How would things change if barges were used instead of rafts?
You might want to experiment with wooden rods and kilogram weights to see how much weight a small raft can actually support. In order to do this, you will need to work out an estimate for the actual density of your wooden rods. Do your results tie in with the theory? What other mathematical and modelling issues arise?
Getting Started
Archimedes' Principle says that when you displace some volume of fluid, you experience an upward force equal to the weight of the fluid displaced.
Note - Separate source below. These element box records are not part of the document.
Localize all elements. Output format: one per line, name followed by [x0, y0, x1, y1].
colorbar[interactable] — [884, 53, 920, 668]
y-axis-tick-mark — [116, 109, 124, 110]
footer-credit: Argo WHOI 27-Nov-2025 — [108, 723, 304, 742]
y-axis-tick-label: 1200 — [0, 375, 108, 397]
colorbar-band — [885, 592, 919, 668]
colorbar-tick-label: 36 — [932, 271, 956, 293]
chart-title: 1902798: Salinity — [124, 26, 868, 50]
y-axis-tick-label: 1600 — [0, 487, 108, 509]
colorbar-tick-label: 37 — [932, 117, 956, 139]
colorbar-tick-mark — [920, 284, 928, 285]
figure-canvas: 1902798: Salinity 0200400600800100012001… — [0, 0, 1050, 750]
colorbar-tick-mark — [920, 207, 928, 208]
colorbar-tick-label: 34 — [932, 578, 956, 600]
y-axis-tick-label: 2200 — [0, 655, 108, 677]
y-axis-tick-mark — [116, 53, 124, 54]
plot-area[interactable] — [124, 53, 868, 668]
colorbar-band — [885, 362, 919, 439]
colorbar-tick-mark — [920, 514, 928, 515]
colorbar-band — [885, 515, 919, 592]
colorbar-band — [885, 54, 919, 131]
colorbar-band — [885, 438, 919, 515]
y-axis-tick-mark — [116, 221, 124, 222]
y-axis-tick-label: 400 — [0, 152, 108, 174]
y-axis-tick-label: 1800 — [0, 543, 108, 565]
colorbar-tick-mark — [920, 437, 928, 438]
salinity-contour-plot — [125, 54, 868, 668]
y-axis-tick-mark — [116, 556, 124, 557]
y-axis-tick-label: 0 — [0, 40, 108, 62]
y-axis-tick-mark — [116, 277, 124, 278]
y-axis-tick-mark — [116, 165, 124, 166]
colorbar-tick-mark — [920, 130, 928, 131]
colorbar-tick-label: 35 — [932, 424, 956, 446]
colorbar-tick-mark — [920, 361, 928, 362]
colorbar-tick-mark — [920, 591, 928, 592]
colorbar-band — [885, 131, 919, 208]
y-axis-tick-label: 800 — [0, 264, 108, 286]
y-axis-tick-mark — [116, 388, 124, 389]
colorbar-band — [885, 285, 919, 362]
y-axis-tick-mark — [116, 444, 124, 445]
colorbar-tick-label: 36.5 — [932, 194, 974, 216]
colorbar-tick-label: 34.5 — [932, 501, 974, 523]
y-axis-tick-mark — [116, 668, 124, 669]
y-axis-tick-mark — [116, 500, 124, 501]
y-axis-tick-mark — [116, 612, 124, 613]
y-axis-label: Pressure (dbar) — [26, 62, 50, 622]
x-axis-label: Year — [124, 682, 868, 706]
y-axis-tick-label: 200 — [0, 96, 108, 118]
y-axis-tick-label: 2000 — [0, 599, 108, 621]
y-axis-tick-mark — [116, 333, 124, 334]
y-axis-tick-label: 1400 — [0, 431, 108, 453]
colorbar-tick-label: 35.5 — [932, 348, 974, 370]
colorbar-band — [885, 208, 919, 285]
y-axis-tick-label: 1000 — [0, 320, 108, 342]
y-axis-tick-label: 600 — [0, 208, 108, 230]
The problem boils down to finding out how much weight a metre of log can support.
Many physics A-Level syllabuses cover Archimedes' Principle, which is covered in more depth in most 1st year general engineering courses.
Student Solutions
If transporting the stones dry, the minimum volume of wood required:
$(V_{stone}\rho_{stone} + V_{wood}\rho_{wood})g = V_{wood}\rho_{water}g$
$\therefore V_{wood}(\rho_{water} - \rho_{wood}) = V_{stone}\rho_{stone}$
$\therefore V_{wood} = \frac{V_{stone}\rho_{stone}}{\rho_{water} - \rho_{wood}} = 13.05m^3$
$V_{wood}/(\pi r_{tree}^2) = length_{tree} = 415.4m$
That's nearly half a kilometer of sizeable trees!
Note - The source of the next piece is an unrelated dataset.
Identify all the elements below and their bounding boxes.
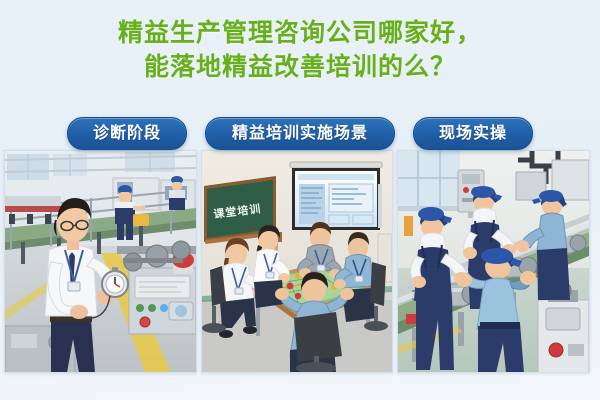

If the stones could be transported wet, which would of course require a river about 2 feet deeper, then less wood would have been required:
$(V_{stone}\rho_{stone} + V_{wood}\rho_{wood})g = (V_{wood} + V_{stone})\rho_{water}g$
$\therefore V_{wood}(\rho_{water} - \rho_{wood}) = V_{stone}\rho_{stone}$
$\therefore V_{wood} = \frac{V_{stone}(\rho_{stone} - \rho_{water})}{\rho_{water} - \rho_{wood}} = 8.55m^3$
$V_{wood}/(\pi r_{tree}^2) = length_{tree} = 272.2m$
That's still a lot of trees, but considerably fewer, maybe 25 large trees. That is the absolute minimum value though, at which the object will have neutral buoyancy, i.e. will have the overall density of water.